By Georgia Sparling
Practitioners of female genital mutilation (FGM) offer three reasons why they cut young girls: it’s a religious observance, it curbs sexual desire and it makes sex more pleasurable for men.
Anti-FGM advocates say those reasons are untrue, and add that states need to adopt laws to protect the half-million women in the United States who are at risk of being compelled to undergo the procedure.
As part of Lesley’s Violence Against Women initiative, we hosted a screening of the documentary “A Pinch of Skin,” about the practice in India’s Bohra community, followed by a panel discussion on FGM.
Lesley graduate and FGM survivor Mariya Taher, obstetrician and gynecologist Dr. Melody Eckardt, Abdirahman Yusuf of the Somali Development Center, and attorney Joanne Golden comprised the panel, calling for an end to FGM in Massachusetts through education and legislation.
“We’re learning that it happens in more communities than we realized,” said Taher, who co-founded Sahiyo, an organization that advocates for an end to FGM. (Read more about Taher here.)
Taher, who grew up in a Bohra community in the United States, underwent FGM or female genital cutting (FGC) during a family trip to India when she was 7. She later came to question the practice and, eventually, to speak against it publicly.
Many consider the procedure, which involves cutting or removing the clitoris, a mere nick, a “pinch of skin.” The negative effects are much more severe, said Eckardt. In this article we will look at three interconnected areas where the panelists are working to end FGM and help those already victimized: the medical profession, culture and religion, and legislation.
Medical complications
As the former director of Women’s Refugee Health at Boston Medical Center, Eckardt has worked with women from African communities that practice FGM and has performed corrective surgery. The Bohra community practices Type I FGM, defined by the World Health Organization as “partial or total removal of the clitoris and/or the prepuce,” while many of Eckardt’s patients have experienced the more severe Type III. Those patients have had their vagina sewn closed, leaving a small opening.
“There’s a whole lifetime source of problems that can arise from it,” said Eckardt, who is now the senior adviser for maternal health projects at Massachusetts General Hospital.
These women experience extreme pain when they begin menstruating, have sex and give birth. They have scar tissue and often cysts, prolonged labor, postpartum hemorrhaging and higher infant mortality rates, Eckardt said.
Yet as a resident, she didn’t hear about FGM. Thankfully, she said the medical community is becoming more educated on the topic. That is crucial so they know how to respectfully care for and treat these women.
Culture and religion
Yusuf, whose mother and sisters underwent Type III FGM in Somalia, said there is a lot of misinformation in practicing communities. For example, one girl was told that without the procedure she wouldn’t be able to sleep at night without having sex.
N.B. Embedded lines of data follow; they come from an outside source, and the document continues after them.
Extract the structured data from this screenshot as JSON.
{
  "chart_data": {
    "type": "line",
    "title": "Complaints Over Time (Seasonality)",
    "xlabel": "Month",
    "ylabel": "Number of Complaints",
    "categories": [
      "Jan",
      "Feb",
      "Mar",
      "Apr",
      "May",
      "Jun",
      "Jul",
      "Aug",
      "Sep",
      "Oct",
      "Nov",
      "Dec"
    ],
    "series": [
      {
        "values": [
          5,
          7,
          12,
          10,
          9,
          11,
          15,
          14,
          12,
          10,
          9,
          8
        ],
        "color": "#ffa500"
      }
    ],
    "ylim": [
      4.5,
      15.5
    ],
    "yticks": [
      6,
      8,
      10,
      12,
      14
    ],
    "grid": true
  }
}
In “A Pinch of Skin,” one woman explains how the procedure keeps girls from promiscuity, removing the “immoral lump of flesh.”
For Yusuf’s own family, now living in North America, those ideas have slowly begun to change. As some younger women have grown up without the procedure, the elder women have been surprised to find that what they’ve been told about sexuality is not true, and the young women do not become “sex fiends,” said Yusuf.
He and others on the panel also emphasized that religious texts don’t command or even mention cutting — not the Qur’an, the Torah or the New Testament — yet religion is often a reason used to support the practice by believers who don’t know otherwise.
Practitioners of FGM do not believe they are harming women, either, said the panelists. In fact, women are often the ones who perform it, and men don’t always know FGM exists. The panelists said it is important to recognize that this is multi-generational violence against women but it should not become a reason to stigmatize or persecute these communities. That is why “education is absolutely, absolutely essential,” Yusuf said.
Legislation
Education and community outreach are the foundation of the Massachusetts bill to outlaw FGM. Golden, Eckardt and Taher have worked on the bill, which was brought before the state Judiciary Committee in 2013 and 2017. The most recent version is under review and emphasizes collaboration with nonprofits and other agencies that are already engaged in FGM-related prevention, so as to maximize resources and effectiveness.
Although a federal law banning the practice was passed in 1996, legislation at the state level makes it easier for law enforcement to prosecute. The first FGM trial, taking place in Michigan, has brought the issue to the national news and demonstrates why more laws are needed. The case involves a doctor and member of the Bohra community who performed an estimated 100 procedures on adolescent girls. It wasn’t until girls were taken across state lines, from Minnesota to Michigan, that the federal government stepped in.
Michigan has since approved laws to protect girls, and the panelists want to see Massachusetts follow suit.
Even so, there are protections in place, said Golden.
“It’s already child abuse in Massachusetts.… Reckless endangerment laws already exist, assault and battery laws already exist,” said Golden, and mandated reporters are required to alert authorities.
Ultimately, the panelists say there is no reason to support FGM, and only reasons to end the multigenerational violence against women.
“Why it’s being done is to inhibit what’s natural,” Golden said. “Your body is the way it is for a purpose.”